Les femmes désormais majoritaires

Alors qu’elle n’était que de 44% en 1968, la part des femmes dans l’immigration (51%), majoritaire depuis les années 2000, est très proche de celle de la population française. L’immigration de travail est devenue une immigration familiale. Elle s’est accompagnée, à l’origine de l’inversion, d’une baisse du taux d’emploi, dans un contexte économique défavorable. Ce taux est moins élevé dans le Grand Est qu’en moyenne nationale. Plus familiale, cette immigration est devenue plus durable que cinquante ans auparavant, la population immigrée du Grand Est a vieilli (46 ans en moyenne aujourd’hui contre 42 ans en 1968).

En cinquante ans, le centre de gravité de l’immigration régionale s’est déplacé du Sillon Lorrain vers l’Alsace, territoire qui regroupe 43% des immigrés du Grand Est. Quand les deux départements alsaciens voyaient le taux d’immigration doubler en cinquante ans, celui-ci baissait dans les huit autres départements de la région. En Moselle, la crise de l’acier étant passée par là, le nombre d’immigrés recule fortement depuis 1975.

Un peu moins des deux tiers des immigrés du Grand Est sont toujours de nationalité étrangère. Les Français par acquisition représentent 3,4% des habitant de la Région, soit environ 190 000 personnes. Les étrangers qui ne sont pas immigrés, autrement dit les étrangers nés en France, sont peu nombreux. Ils ne représentent que 0,8% de la population régionale (44 000 personnes). En résumé, sur les 509 000 immigrés vivant dans la Grand Est, 319 000 sont des étrangers nés à l’étranger (5,8% de la population), 190 000 sont devenus français par acquisition (3,4%). Sur les 363 000 étrangers (6,5%) , 319 000 (5,8%) sont nés à l’étranger et 44 000 (0,8%) sont nés en France.

Le Grand Est en 3e territoire d’immigration en 2022

Si l’enquête de progression de l’immigration en France porte sur la période 1968-2018, l’Insee a depuis ajusté ses statistiques. Les deux premières régions, Ile-de-France et Provence-Alpes-Côte d’Azur, dominent ce classement métropolitain, avec respectivement 20% et 11% d’immigrés, l’écart s’est resserré entre la Corse, Auvergne-Rhône-Alpes et le Grand Est.

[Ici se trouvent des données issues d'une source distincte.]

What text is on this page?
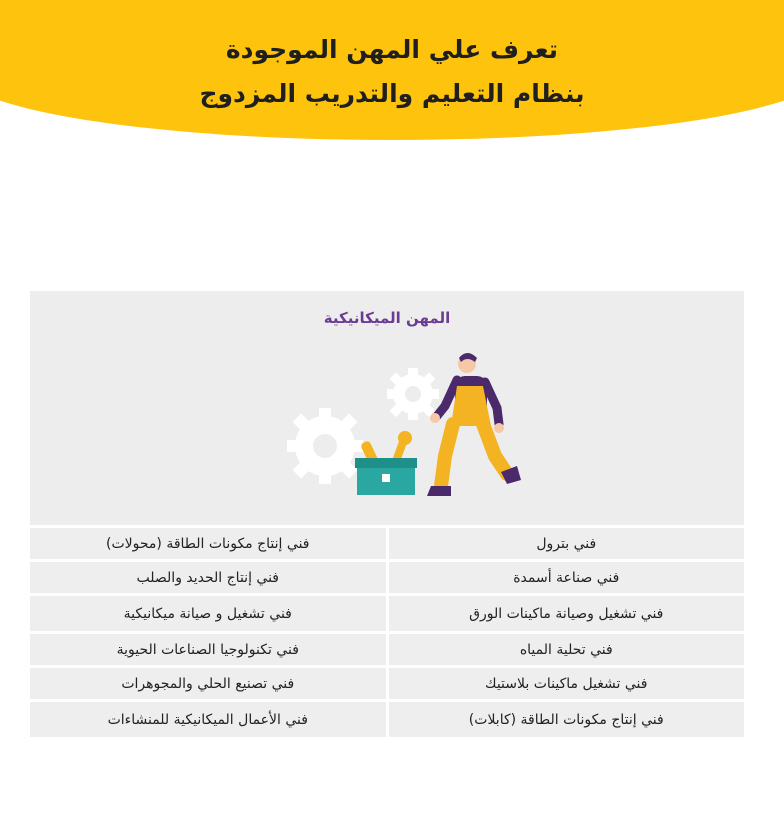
تعرف علي المهن الموجودة
بنظام التعليم والتدريب المزدوج
المهن الميكانيكية
فني بترول
فني إنتاج مكونات الطاقة (محولات)
فني صناعة أسمدة
فني إنتاج الحديد والصلب
فني تشغيل وصيانة ماكينات الورق
فني تشغيل و صيانة ميكانيكية
فني تحلية المياه
فني تكنولوجيا الصناعات الحيوية
فني تشغيل ماكينات بلاستيك
فني تصنيع الحلي والمجوهرات
فني إنتاج مكونات الطاقة (كابلات)
فني الأعمال الميكانيكية للمنشاءات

Avec plus de 521 000 immigrés, soit 9,4% de sa population, le Grand Est occupe donc la 3e place des régions métropolitaines pour l’accueil des immigrés. Dans cette mise à jour, l’Insee note que 20% des travailleurs frontaliers de la régions sont issus de l’immigration. Par département, le Haut-Rhin (12,7%) domine toujours ce classement, devant le Bas-Rhin (11,8%) et la Moselle (11,5%). C’est dans la Meuse (3,6%) et la Haute-Marne (3,7%) que ces taux sont les plus faibles. La Marne compte 6,6% d’immigrés, les Ardennes 7,3% et l’Aube 8,7%.

À noter que depuis le démantèlement de la « jungle de Calais » en 2016, le Grand Est accueille le plus grand nombre de migrants, juste derrière la région Auvergne-Rhône-Alpes. La province avec sa ruralité deviendrait-elle le nouvel eldorado de l’immigration, avant et après les JO de Paris ? De fait, on assiste à un projet de rééquilibrage de l’accueil des réfugiés sur le territoire métropolitain. Les taux passeraient ainsi de 46 à 23% pour l’Ile-de-France, de 9 à 13% pour Auvergne-Rhône-Alpes et de 9 à 11% pour le Grand Est. Les Hauts-de-France, Provence-Alpes-Côte d’Azur et Pays de la Loire conserveraient leur taux respectifs.